Hello,
as the title says I’ve run into this problem.
I am implementing an n-body simulation.
Here’s the relevant code:
https://gist.github.com/wulfihm/47660970572343d9ceb60e812ff0455b
blockDim.x is 128, as is THREADS_PER_BLOCK.
(If you want to see the rest, here: GitHub - hwulfmeyer/N-Body-Simulation: small project for a n-body simulation for cuda & single threaded
But shouldn’t be necessary.)
The code in line 13-16 should result in bank conflicts but when I am profiling with nvprof “nvprof --events shared_st_bank_conflict ./nbodysim.exe” it tells me that I don’t have any.
You think I should be happy about that but it’s driving me mad because on my laptop it tells me I have bank conflicts.
My desktop pc uses a GTX 960 (CC 5.2), my laptop NVS4200m (CC 2.1). Both with CUDA 8.0.
Why do I think there are bank conflicts?
Float4 is 16bytes, so one float4 should reside in the first 4 banks (1 bank has 4byte).
So smPos[i].x, smPos[i+8].x, smPos[i+16].x, … and so on should all reside in the same bank. For 32 warps that makes a 8(I think) way bank conflict. I am accessing x,y,z,w, that makes 4*8 way bank conflicts per 32 warps per thread.

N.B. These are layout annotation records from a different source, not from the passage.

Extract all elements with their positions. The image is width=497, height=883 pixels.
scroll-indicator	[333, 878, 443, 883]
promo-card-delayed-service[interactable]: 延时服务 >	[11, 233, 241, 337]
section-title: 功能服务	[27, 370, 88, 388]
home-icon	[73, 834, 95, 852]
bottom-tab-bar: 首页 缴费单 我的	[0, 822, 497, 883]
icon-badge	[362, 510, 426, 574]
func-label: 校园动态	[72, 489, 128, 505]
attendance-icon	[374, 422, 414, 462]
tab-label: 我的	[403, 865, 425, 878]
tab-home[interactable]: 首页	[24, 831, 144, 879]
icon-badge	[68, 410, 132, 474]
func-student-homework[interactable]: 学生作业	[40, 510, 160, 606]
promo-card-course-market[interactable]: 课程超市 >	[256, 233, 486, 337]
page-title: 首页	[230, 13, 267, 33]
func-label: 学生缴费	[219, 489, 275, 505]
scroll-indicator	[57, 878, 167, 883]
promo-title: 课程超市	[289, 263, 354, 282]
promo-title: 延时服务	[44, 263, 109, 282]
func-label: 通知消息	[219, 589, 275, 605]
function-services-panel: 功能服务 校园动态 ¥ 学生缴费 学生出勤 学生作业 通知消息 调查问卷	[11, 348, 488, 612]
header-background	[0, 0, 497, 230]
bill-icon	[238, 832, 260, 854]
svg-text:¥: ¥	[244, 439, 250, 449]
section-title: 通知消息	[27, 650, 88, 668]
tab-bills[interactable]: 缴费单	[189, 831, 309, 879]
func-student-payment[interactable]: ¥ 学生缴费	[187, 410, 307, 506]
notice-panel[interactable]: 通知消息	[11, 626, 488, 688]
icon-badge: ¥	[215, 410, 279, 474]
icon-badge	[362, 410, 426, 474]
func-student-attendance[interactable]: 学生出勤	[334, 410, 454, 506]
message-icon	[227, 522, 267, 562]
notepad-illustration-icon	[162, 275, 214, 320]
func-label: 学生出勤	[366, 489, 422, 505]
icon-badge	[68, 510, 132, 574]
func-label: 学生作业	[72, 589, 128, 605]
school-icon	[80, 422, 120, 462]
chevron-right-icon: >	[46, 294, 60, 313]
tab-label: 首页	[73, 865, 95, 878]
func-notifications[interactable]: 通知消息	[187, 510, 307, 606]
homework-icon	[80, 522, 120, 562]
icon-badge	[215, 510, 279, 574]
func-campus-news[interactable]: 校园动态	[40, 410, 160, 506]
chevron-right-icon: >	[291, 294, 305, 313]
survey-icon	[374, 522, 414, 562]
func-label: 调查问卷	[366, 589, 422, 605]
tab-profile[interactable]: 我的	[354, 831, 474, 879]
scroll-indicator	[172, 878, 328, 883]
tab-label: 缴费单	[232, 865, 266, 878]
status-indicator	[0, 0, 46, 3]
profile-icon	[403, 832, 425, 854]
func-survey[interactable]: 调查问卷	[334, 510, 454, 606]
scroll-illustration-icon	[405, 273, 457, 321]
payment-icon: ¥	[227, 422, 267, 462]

So I thought, maybe nvprof is erroneously reporting 0 bank conflicts and I tried to implement code that wouldn’t produce bank conflicts.
struct float4pad{
float x,y,z,w,pad;
};
That should fix it when I use this for my shared memory variable. And yes, nvprof still tells me 0 bank conflicts as expected. The speed also roughly stays the same, so nvprof is not faulty.
Funnily enough when I use a struct with float4 like so:
struct float4pad{
float4 body;
float pad;
};
I get bank conflicts.
So it seems float4 has a different behaviour regarding memory than normal floats. One explanation would be that float4’s are all saved into the same bank and thus we don’t have bank conflicts since we have linear accessing.
So what is happening with float4 on the cuda device? Strangely I couldn’t find an answer anywhere. Since I can observe a different behavior regarding float4 on my laptop with and older card I think it has to do with the compute capability and a feature for float4 probably.
Thanks in advance!